Innovationsförderung

Für neue Holzheizungen mit Brennwerttechnik oder mit Staubfilter gibt es die Innovations- anstelle
der Basisförderung. Sie wird auch für Anlagen im Neubau gezahlt. Die Innovationsförderung beträgt
ebenfalls 80 Euro je kW installierter Nennwärmeleistung. Es gelten im Gebäudebestand jedoch
höhere Mindestförderbeträge:

  • in Bestandsgebäuden

    • für Anlagen mit Pufferspeicher mind. 5.250 €

    • für Anlagen ohne Pufferspeicher mind. 4.500 €

  • in Neubauten

  • für Anlagen mit Pufferspeicher mind. 3.500 €

  • für Anlagen ohne Pufferspeicher mind. 3.000 €

Für die Nachrüstung einer Holzheizung mit Brennwert- oder Filtertechnik werden jeweils 750 € gezahlt.
 

Zusatzförderungen

Über die Basisförderung hinaus gibt es Zusatzförderungen für folgende Sachverhalte:

  • Kombinationsbonus: 500 €, bei gleichzeitiger Installation einer Solarkollektoranlage, einer Wärmepumpe oder bei Anschluss an ein Wärmenetz

  • Gebäudeeffizienzbonus: plus 50 % der Basisförderung bei Einbau in ein Gebäude mit niedrigem Primärenergiebedarf (KfW 55)

  • Zusatzförderung für Einzelmaßnahmen zur Optimierung der Heizungsanlage:

    • bei Neuanlagen 10 % der förderfähigen Investitionskosten, max. 50 % der Basisförderung

    • bei Nachrüstung einer bereits geförderten und vor 3-7 Jahren in Betrieb genommenen Anlage
      100 bis 200 EUR

Anreizprogramm Energieeffizienz (APEE) als Zusatzbonus zur BAFA-Förderung

Für den Heizungstausch einer ineffizienten Öl- oder Gasheizung, Nachtspeicherheizung, Koks-Heizkessel
oder Kohleofen, der/die weder Brennwerttechnik noch Brennstoffzellentechnologie nutzt und nicht der
gesetzlichen Austauschpflicht nach EnEV unterliegt.
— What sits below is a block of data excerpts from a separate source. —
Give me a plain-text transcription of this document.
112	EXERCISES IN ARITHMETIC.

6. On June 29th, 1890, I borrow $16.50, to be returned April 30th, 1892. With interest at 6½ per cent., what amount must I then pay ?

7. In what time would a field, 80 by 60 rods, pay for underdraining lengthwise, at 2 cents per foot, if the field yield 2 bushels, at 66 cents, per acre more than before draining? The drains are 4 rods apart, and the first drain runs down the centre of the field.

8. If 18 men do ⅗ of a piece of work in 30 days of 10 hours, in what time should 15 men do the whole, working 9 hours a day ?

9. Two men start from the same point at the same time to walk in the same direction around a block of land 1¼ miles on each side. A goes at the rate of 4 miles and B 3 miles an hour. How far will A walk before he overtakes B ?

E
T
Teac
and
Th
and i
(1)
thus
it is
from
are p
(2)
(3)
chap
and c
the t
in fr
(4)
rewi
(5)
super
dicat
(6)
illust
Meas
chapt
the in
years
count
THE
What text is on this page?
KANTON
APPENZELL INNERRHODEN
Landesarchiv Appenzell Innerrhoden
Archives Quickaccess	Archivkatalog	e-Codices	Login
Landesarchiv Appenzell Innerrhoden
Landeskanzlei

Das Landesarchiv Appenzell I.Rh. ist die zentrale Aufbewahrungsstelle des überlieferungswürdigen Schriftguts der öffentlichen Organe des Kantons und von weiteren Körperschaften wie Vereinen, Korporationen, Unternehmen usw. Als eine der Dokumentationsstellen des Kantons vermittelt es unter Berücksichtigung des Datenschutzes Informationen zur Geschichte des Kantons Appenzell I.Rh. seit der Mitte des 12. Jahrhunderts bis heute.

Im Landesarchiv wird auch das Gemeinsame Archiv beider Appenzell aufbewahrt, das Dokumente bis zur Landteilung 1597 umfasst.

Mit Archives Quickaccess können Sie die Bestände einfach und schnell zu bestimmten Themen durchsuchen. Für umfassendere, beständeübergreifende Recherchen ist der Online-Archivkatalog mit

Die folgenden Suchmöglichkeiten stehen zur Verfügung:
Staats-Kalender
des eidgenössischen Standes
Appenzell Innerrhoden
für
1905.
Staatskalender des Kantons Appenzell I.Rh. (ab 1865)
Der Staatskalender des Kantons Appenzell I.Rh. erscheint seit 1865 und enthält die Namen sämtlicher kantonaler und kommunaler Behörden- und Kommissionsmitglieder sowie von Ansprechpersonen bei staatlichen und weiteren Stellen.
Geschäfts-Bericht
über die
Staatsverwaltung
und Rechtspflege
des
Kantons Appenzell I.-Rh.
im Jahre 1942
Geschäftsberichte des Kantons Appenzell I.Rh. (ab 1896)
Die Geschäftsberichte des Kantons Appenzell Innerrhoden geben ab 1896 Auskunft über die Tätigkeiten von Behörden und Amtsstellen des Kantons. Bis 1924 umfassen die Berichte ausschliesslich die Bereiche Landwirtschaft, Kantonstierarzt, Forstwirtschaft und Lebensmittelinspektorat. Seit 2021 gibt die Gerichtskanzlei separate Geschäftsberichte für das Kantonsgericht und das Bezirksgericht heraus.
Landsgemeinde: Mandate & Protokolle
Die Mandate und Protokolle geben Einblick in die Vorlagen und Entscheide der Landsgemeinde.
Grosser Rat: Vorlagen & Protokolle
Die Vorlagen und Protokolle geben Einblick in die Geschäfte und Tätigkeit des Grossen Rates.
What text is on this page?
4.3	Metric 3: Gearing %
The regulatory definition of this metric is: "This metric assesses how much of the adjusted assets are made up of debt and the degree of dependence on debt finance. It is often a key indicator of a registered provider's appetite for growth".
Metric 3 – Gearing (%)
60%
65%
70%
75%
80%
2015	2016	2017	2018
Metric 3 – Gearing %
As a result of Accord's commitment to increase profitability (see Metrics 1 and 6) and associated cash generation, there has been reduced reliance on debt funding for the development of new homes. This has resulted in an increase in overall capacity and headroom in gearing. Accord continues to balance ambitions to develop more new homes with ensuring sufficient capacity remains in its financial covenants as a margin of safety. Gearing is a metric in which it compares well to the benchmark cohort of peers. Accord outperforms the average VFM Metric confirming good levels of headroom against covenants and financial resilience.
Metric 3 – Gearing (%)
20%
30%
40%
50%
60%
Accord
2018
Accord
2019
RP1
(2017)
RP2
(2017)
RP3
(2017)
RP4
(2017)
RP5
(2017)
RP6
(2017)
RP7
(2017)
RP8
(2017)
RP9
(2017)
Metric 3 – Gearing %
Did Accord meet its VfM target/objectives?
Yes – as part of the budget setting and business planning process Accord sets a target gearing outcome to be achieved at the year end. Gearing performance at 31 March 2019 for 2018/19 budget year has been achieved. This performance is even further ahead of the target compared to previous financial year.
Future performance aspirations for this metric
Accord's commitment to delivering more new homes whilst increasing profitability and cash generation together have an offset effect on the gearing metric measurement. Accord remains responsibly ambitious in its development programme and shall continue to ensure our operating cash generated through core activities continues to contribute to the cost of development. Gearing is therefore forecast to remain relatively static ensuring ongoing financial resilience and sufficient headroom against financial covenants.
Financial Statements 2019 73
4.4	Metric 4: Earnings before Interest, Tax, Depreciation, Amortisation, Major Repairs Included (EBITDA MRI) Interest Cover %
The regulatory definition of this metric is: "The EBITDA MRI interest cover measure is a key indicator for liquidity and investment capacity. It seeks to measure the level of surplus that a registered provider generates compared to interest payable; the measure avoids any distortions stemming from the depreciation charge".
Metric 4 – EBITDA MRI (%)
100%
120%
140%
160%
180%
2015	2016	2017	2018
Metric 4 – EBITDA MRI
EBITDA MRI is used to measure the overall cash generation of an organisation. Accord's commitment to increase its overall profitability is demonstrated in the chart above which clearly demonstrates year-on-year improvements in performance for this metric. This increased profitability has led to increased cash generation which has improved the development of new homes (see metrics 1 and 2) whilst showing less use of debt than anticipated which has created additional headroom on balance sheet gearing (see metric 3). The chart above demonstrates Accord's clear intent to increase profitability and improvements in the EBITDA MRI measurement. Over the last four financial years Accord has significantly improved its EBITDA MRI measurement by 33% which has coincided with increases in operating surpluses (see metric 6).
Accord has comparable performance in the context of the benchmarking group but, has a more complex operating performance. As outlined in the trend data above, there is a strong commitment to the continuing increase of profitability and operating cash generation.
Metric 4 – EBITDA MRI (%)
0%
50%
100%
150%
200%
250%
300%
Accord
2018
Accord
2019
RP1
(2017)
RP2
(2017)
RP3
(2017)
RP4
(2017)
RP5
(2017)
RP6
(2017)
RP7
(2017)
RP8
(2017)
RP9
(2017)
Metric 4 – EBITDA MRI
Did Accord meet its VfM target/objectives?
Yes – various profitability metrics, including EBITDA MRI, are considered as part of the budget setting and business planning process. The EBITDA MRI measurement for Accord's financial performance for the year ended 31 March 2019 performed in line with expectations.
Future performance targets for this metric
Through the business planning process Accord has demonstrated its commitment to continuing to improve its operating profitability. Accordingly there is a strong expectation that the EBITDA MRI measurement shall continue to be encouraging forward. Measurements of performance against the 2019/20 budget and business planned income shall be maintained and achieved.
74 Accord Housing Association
Außerdem müssen ein Heizungscheck durchgeführt
und dabei als notwendig festgestellte Maßnahmen zur Heizungsoptimierung umgesetzt werden.
 
Höhe APEE-Zusatzbonus (BAFA-Teil des MAP):

  • 20 % der gesamten MAP-Förderung plus 600 Euro

  • Die MAP-Zusatzförderung zur Optimierung der Heizungsanlage kann dann nicht mehr beantragt werden.

Antrag

BAFA-Förderung und APEE können in einem gemeinsamen Förderantrag beantragt werden, den Sie kostenlos herunterladen können unter:https://fms.bafa.de/BAFA_FS/findform?shortname=BM&formtecid=3&areashortname=bafa.

 

Förderprogramm zur Heizungsoptimierung (HZO)

Vom 1. August 2016 bis Ende 2020 kann für bestimmte Investitionen in Pelletheizungen das neue Förderprogramm für die Heizungsoptimierung (HZO) mit einer Förderung von 30 % der Investitionskosten genutzt werden, wenn gleichzeitig ein hydraulischer Abgleich durchgeführt wird und das zu optimierende Heizungssystem seit mind. zwei Jahren in Betrieb ist.
Mehr unter: 
www.bafa.de/DE/Energie/Energieeffizienz/Heizungsoptimierung/heizungsoptimierung_node.html.
 

Energieeffizient Sanieren – Ergänzungskredit

Einen zinsgünstigen Kredit für den Heizungstausch bekommen Sie bei Bedarf von der KfW-Bank: www.kfw.de/inlandsfoerderung/Privatpersonen/Bestandsimmobilien/Finanzierungsangebote/Energieeffizient-Sanieren-Erg%C3%A4nzungskredit-%28167%29/.